While this is traditionally made with kale and green beans, I recently added a few peppers, just because they were in season, and a few carrots that were getting a bit unattractive.  It is a stew with kale as the backbone vegetable, but it can hold up other vegetables well.
  • 1 1/3 cups green lentils
  • 1/4 teaspoon ground turmeric
  • 1/2 teaspoon cayenne pepper
  • some green beans cut into 3/4-inch segments
  •  kale, thick stems and veins discarded, finely chopped
  • 3 tablespoons finely chopped fresh coriander
  • 1 medium carrot, peeled and cut into 1/4-inch rounds
  • 1 1/4 teaspoons salt
For the curry paste
  • 1 teaspoon peeled and finely grated ginger
  • 1 clove garlic, peeled and crushed
  • 1 teaspoon ground cumin seeds
  • 2 teaspoons ground coriander seeds
  • 3 tablespoons olive oil
  • 1/4 teaspoon whole cumin seeds
  • 1 tablespoon peeled and finely chopped shallots
  • tomatoes chopped
1. Put the lentils, turmeric, and 2 pints water into a medium pan and bring to a boil. Cover partially and simmer gently for 20 minutes. Add the cayenne, beans, kale, coriander, carrots, and salt. Stir and bring to a boil again. Cover partially and cook gently for another 20 minutes.
2. Meanwhile, make the curry paste: combine the ginger, garlic, ground cumin, and coriander in a small bowl, then mix in 2 fl oz water.

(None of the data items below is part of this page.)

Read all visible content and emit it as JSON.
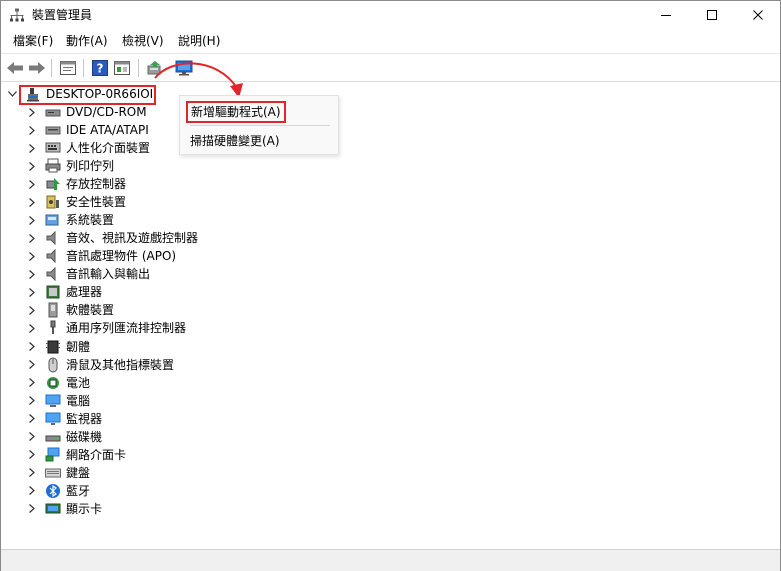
{
  "window": {
    "title": "裝置管理員"
  },
  "menu": [
    {
      "id": "file",
      "label": "檔案(F)"
    },
    {
      "id": "action",
      "label": "動作(A)"
    },
    {
      "id": "view",
      "label": "檢視(V)"
    },
    {
      "id": "help",
      "label": "說明(H)"
    }
  ],
  "toolbar": [
    {
      "name": "back-button",
      "icon": "back-arrow-icon"
    },
    {
      "name": "forward-button",
      "icon": "forward-arrow-icon"
    },
    {
      "name": "properties-button",
      "icon": "properties-icon"
    },
    {
      "name": "help-button",
      "icon": "help-icon"
    },
    {
      "name": "details-button",
      "icon": "details-pane-icon"
    },
    {
      "name": "update-driver-button",
      "icon": "update-driver-icon"
    },
    {
      "name": "scan-hardware-button",
      "icon": "monitor-scan-icon"
    }
  ],
  "tree": {
    "root": "DESKTOP-0R66IOI",
    "items": [
      {
        "label": "DVD/CD-ROM",
        "icon": "dvd-drive-icon"
      },
      {
        "label": "IDE ATA/ATAPI",
        "icon": "ide-controller-icon"
      },
      {
        "label": "人性化介面裝置",
        "icon": "hid-icon"
      },
      {
        "label": "列印佇列",
        "icon": "printer-icon"
      },
      {
        "label": "存放控制器",
        "icon": "storage-controller-icon"
      },
      {
        "label": "安全性裝置",
        "icon": "security-device-icon"
      },
      {
        "label": "系統裝置",
        "icon": "system-device-icon"
      },
      {
        "label": "音效、視訊及遊戲控制器",
        "icon": "speaker-icon"
      },
      {
        "label": "音訊處理物件 (APO)",
        "icon": "speaker-icon"
      },
      {
        "label": "音訊輸入與輸出",
        "icon": "speaker-icon"
      },
      {
        "label": "處理器",
        "icon": "processor-icon"
      },
      {
        "label": "軟體裝置",
        "icon": "software-device-icon"
      },
      {
        "label": "通用序列匯流排控制器",
        "icon": "usb-icon"
      },
      {
        "label": "韌體",
        "icon": "firmware-icon"
      },
      {
        "label": "滑鼠及其他指標裝置",
        "icon": "mouse-icon"
      },
      {
        "label": "電池",
        "icon": "battery-icon"
      },
      {
        "label": "電腦",
        "icon": "computer-icon"
      },
      {
        "label": "監視器",
        "icon": "monitor-icon"
      },
      {
        "label": "磁碟機",
        "icon": "disk-drive-icon"
      },
      {
        "label": "網路介面卡",
        "icon": "network-adapter-icon"
      },
      {
        "label": "鍵盤",
        "icon": "keyboard-icon"
      },
      {
        "label": "藍牙",
        "icon": "bluetooth-icon"
      },
      {
        "label": "顯示卡",
        "icon": "display-adapter-icon"
      }
    ]
  },
  "context_menu": {
    "add_driver": "新增驅動程式(A)",
    "scan_hardware": "掃描硬體變更(A)"
  },
  "colors": {
    "highlight": "#e2252a",
    "accent": "#1e6fd0"
  }
}
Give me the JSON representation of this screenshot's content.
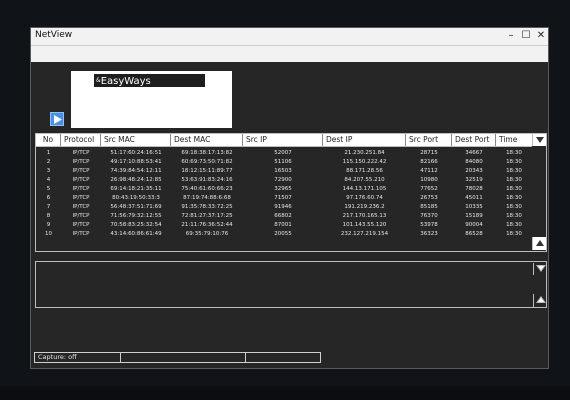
{
  "window": {
    "title": "NetView",
    "minimize_glyph": "–",
    "maximize_glyph": "☐",
    "close_glyph": "✕"
  },
  "logo": {
    "text": "EasyWays",
    "prefix": "&"
  },
  "table": {
    "columns": [
      "No",
      "Protocol",
      "Src MAC",
      "Dest MAC",
      "Src IP",
      "Dest IP",
      "Src Port",
      "Dest Port",
      "Time"
    ],
    "rows": [
      [
        "1",
        "IP/TCP",
        "51:17:60:24:16:51",
        "69:18:38:17:13:82",
        "52007",
        "21.230.251.84",
        "28715",
        "34667",
        "18:30"
      ],
      [
        "2",
        "IP/TCP",
        "49:17:10:88:53:41",
        "60:69:73:50:71:82",
        "51106",
        "115.150.222.42",
        "82166",
        "84080",
        "18:30"
      ],
      [
        "3",
        "IP/TCP",
        "74:39:84:54:12:11",
        "18:12:15:11:89:77",
        "16503",
        "88.171.28.56",
        "47112",
        "20343",
        "18:30"
      ],
      [
        "4",
        "IP/TCP",
        "26:98:48:24:12:85",
        "53:63:91:83:24:16",
        "72900",
        "84.207.55.210",
        "10980",
        "32519",
        "18:30"
      ],
      [
        "5",
        "IP/TCP",
        "69:14:18:21:35:11",
        "75:40:61:60:66:23",
        "32965",
        "144.13.171.105",
        "77652",
        "78028",
        "18:30"
      ],
      [
        "6",
        "IP/TCP",
        "80:43:19:50:33:3",
        "87:19:74:88:6:68",
        "71507",
        "97.176.60.74",
        "26753",
        "45011",
        "18:30"
      ],
      [
        "7",
        "IP/TCP",
        "56:48:37:51:71:69",
        "91:35:78:33:72:25",
        "91946",
        "191.219.236.2",
        "85185",
        "10335",
        "18:30"
      ],
      [
        "8",
        "IP/TCP",
        "71:56:79:32:12:55",
        "72:81:27:37:17:25",
        "66802",
        "217.170.165.13",
        "76370",
        "15189",
        "18:30"
      ],
      [
        "9",
        "IP/TCP",
        "70:58:83:25:32:54",
        "21:11:76:36:52:44",
        "87001",
        "101.143.55.120",
        "53978",
        "90004",
        "18:30"
      ],
      [
        "10",
        "IP/TCP",
        "43:14:60:86:61:49",
        "69:35:79:10:76",
        "20055",
        "232.127.219.154",
        "36323",
        "86528",
        "18:30"
      ]
    ]
  },
  "status": {
    "capture": "Capture: off",
    "cell2": "",
    "cell3": ""
  }
}
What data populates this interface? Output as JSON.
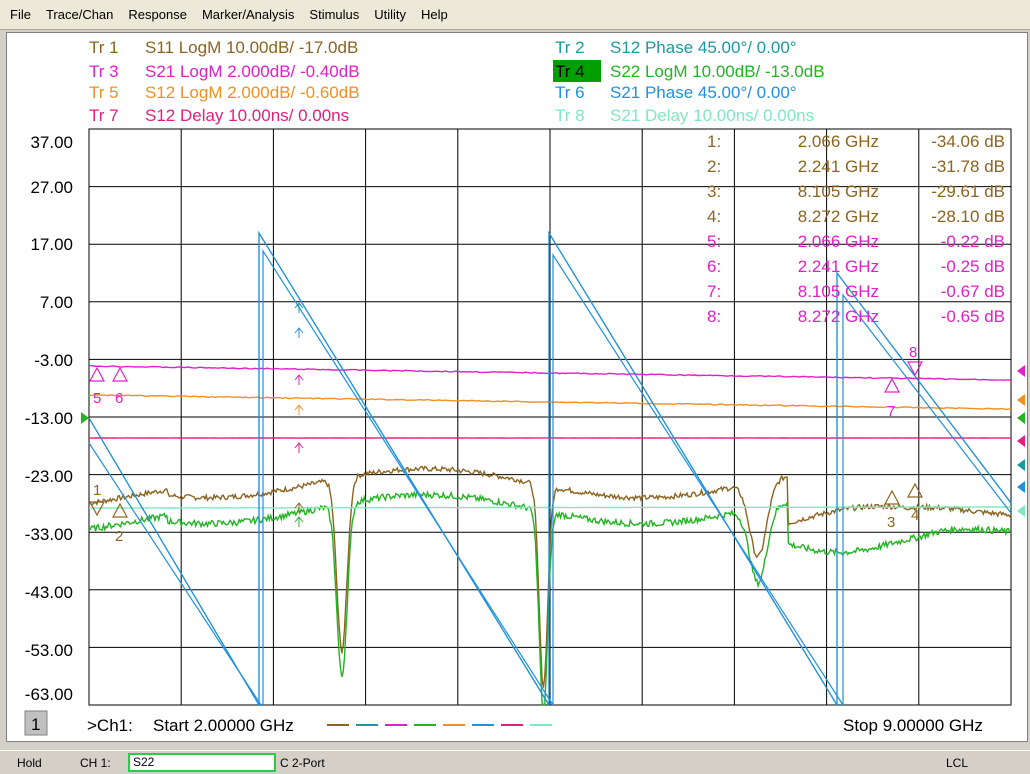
{
  "menu": [
    "File",
    "Trace/Chan",
    "Response",
    "Marker/Analysis",
    "Stimulus",
    "Utility",
    "Help"
  ],
  "traces": [
    {
      "id": "Tr 1",
      "param": "S11 LogM 10.00dB/ -17.0dB",
      "color": "#8c6420",
      "active": false
    },
    {
      "id": "Tr 2",
      "param": "S12 Phase 45.00°/ 0.00°",
      "color": "#1a9aa0",
      "active": false
    },
    {
      "id": "Tr 3",
      "param": "S21 LogM 2.000dB/ -0.40dB",
      "color": "#e020c8",
      "active": false
    },
    {
      "id": "Tr 4",
      "param": "S22 LogM 10.00dB/ -13.0dB",
      "color": "#22b422",
      "active": true
    },
    {
      "id": "Tr 5",
      "param": "S12 LogM 2.000dB/ -0.60dB",
      "color": "#f09020",
      "active": false
    },
    {
      "id": "Tr 6",
      "param": "S21 Phase 45.00°/ 0.00°",
      "color": "#2090e0",
      "active": false
    },
    {
      "id": "Tr 7",
      "param": "S12 Delay 10.00ns/ 0.00ns",
      "color": "#e02080",
      "active": false
    },
    {
      "id": "Tr 8",
      "param": "S21 Delay 10.00ns/ 0.00ns",
      "color": "#80e8c0",
      "active": false
    }
  ],
  "y_axis_labels": [
    "37.00",
    "27.00",
    "17.00",
    "7.00",
    "-3.00",
    "-13.00",
    "-23.00",
    "-33.00",
    "-43.00",
    "-53.00",
    "-63.00"
  ],
  "markers": [
    {
      "num": "1:",
      "freq": "2.066 GHz",
      "value": "-34.06 dB",
      "color": "#8c6420"
    },
    {
      "num": "2:",
      "freq": "2.241 GHz",
      "value": "-31.78 dB",
      "color": "#8c6420"
    },
    {
      "num": "3:",
      "freq": "8.105 GHz",
      "value": "-29.61 dB",
      "color": "#8c6420"
    },
    {
      "num": "4:",
      "freq": "8.272 GHz",
      "value": "-28.10 dB",
      "color": "#8c6420"
    },
    {
      "num": "5:",
      "freq": "2.066 GHz",
      "value": "-0.22 dB",
      "color": "#e020c8"
    },
    {
      "num": "6:",
      "freq": "2.241 GHz",
      "value": "-0.25 dB",
      "color": "#e020c8"
    },
    {
      "num": "7:",
      "freq": "8.105 GHz",
      "value": "-0.67 dB",
      "color": "#e020c8"
    },
    {
      "num": "8:",
      "freq": "8.272 GHz",
      "value": "-0.65 dB",
      "color": "#e020c8"
    }
  ],
  "marker_tags": [
    "5",
    "6",
    "1",
    "2",
    "7",
    "8",
    "3",
    "4"
  ],
  "channel_num": "1",
  "footer": {
    "ch": ">Ch1:",
    "start": "Start  2.00000 GHz",
    "stop": "Stop  9.00000 GHz"
  },
  "status": {
    "hold": "Hold",
    "ch": "CH 1:",
    "meas": "S22",
    "cal": "C  2-Port",
    "lcl": "LCL"
  },
  "colors": {
    "grid": "#000000",
    "s11": "#8c6420",
    "s22": "#22b422",
    "s21_mag": "#e020c8",
    "s12_mag": "#f09020",
    "s12_delay": "#e02080",
    "s21_delay": "#80e8c0",
    "phase12": "#1a9aa0",
    "phase21": "#2090e0"
  }
}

3. Pour the oil into a medium frying pan and set over medium-high heat. When hot, add the whole cumin seeds. Let them sizzle for 5 seconds, then add the shallots. Stir and fry until lightly browned. Add the curry paste and fry until you can see the oil along the edges, about 1 1/2 minutes. Add the tomato puree and fry for about another minute, until you see the oil along the edges.
4. When the lentils have finished cooking, add the contents of the frying pan. Stir and cook gently for another 5 minutes.